Erinnert man sich an den antikommunistischen Furor der Gründungsväter der EU, so könnte man dafür in Brüssel ein gewisses Verständnis erwarten. Doch weit gefehlt: Nachdem bereits der Vizepräsident der EU-Kommission, Frans Timmermans, eine Beschränkung der Medienvielfalt vorgeworfen hatte, sagte der für die Medienpolitik zuständige EU-Kommissar Günther Oettinger in einem Interview mit der „Frankfurter Allgemeinen Sonntagszeitung“ (FAS): „Es spricht viel dafür, dass wir jetzt den Rechtsstaatsmechanismus aktivieren und Warschau unter Aufsicht stellen.“ Ein Intendant, so Oettinger, dürfe schließlich nicht ohne Angabe von Gründen entlassen werden – dies wäre „Willkür“. Vor dem Hintergrund der Geschichte des Zweiten Weltkriegs kann man Oettingers Worte als unglückliche Entgleisung bezeichnen. Der Deutsche Journalisten-Verband (DJV) begrüßt die Kritik des EU-Medienkommissars: „Dass die Rundfunksender an die Zügel der Regierung genommen werden, ist mit den Grundwerten der Europäischen Union, insbesondere mit Medienpluralismus und der Unabhängigkeit des öffentlich-rechtlichen Rundfunks nicht zu vereinbaren“, so der DJV-Bundesvorsitzende Frank Überall. Es gibt aber auch vermittelnde, auf Deeskalation setzende Stimmen. So merkte der Vorsitzende des Auswärtigen Ausschusses im Bundestag, Norbert Röttgen (CDU), sarkastisch gegenüber den Zeitungen der Funke-Mediengruppe an, wer „die ohnehin sehr schwierige Lage in Europa weiter verschlechtern will, der muss mit Belehrungen und Drohgebärden gegenüber Warschau weitermachen“.

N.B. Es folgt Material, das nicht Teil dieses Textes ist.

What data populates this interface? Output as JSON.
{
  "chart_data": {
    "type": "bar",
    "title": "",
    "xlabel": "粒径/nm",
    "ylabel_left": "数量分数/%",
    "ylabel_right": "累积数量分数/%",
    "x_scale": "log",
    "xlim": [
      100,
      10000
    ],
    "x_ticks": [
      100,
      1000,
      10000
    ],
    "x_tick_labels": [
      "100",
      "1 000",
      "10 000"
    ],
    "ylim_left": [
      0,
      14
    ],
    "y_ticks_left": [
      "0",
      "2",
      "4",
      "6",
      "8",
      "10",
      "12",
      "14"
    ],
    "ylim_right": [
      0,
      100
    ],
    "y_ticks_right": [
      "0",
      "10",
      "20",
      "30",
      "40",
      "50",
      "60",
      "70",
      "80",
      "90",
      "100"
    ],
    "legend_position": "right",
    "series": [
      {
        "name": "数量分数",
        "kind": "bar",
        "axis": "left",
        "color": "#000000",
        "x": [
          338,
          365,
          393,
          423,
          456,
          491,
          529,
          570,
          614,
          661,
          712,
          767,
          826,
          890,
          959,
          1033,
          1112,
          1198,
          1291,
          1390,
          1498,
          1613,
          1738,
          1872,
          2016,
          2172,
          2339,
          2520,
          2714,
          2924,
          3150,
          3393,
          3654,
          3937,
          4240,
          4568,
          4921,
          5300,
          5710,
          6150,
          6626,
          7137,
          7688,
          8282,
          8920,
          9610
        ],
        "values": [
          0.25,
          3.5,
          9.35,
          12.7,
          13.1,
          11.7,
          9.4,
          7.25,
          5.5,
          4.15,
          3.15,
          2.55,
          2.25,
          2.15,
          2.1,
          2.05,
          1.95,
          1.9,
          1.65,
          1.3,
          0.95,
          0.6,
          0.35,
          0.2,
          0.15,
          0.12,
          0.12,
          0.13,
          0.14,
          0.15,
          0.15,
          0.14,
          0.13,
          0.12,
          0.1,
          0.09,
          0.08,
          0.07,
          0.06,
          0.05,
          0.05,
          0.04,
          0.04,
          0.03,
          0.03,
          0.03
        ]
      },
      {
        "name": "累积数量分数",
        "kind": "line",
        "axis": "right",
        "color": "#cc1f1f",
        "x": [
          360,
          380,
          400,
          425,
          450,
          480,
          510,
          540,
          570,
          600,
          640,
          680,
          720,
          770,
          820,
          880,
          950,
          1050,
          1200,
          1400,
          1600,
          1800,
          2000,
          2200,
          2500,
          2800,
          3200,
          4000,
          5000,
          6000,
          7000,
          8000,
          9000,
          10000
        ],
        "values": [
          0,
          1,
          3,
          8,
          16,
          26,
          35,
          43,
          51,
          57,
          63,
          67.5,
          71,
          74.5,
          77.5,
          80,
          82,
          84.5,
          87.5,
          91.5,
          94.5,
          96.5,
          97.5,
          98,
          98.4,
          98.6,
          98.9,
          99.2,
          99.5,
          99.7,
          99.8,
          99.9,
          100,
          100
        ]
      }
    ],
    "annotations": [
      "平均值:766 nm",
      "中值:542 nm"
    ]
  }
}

Die Reaktion aus Warschau ließ denn auch nicht lange auf sich warten. Im Interview mit der Bild-Zeitung wies der polnische Außenminister Witold Waszczykowski die Kritik zurück. „Wir wollen lediglich unseren Staat von einigen Krankheiten heilen, damit er wieder genesen kann.“ Hinsichtlich der polnischen Medien sagte der Minister: „Dort wurde unter der Vorgängerregierung ein bestimmtes linkes Politik-Konzept verfolgt. Als müsse sich die Welt nach marxistischem Vorbild automatisch in nur eine Richtung bewegen – zu einem neuen Mix von Kulturen und Rassen, eine Welt aus Radfahrern und Vegetariern, die nur noch auf erneuerbare Energien setzen und gegen jede Form der Religion kämpfen. Das hat mit traditionellen, polnischen Werten nichts mehr zu tun.“ Nämlich: Tradition, Vaterlandsliebe, Glaube und die Ehe von Mann und Frau.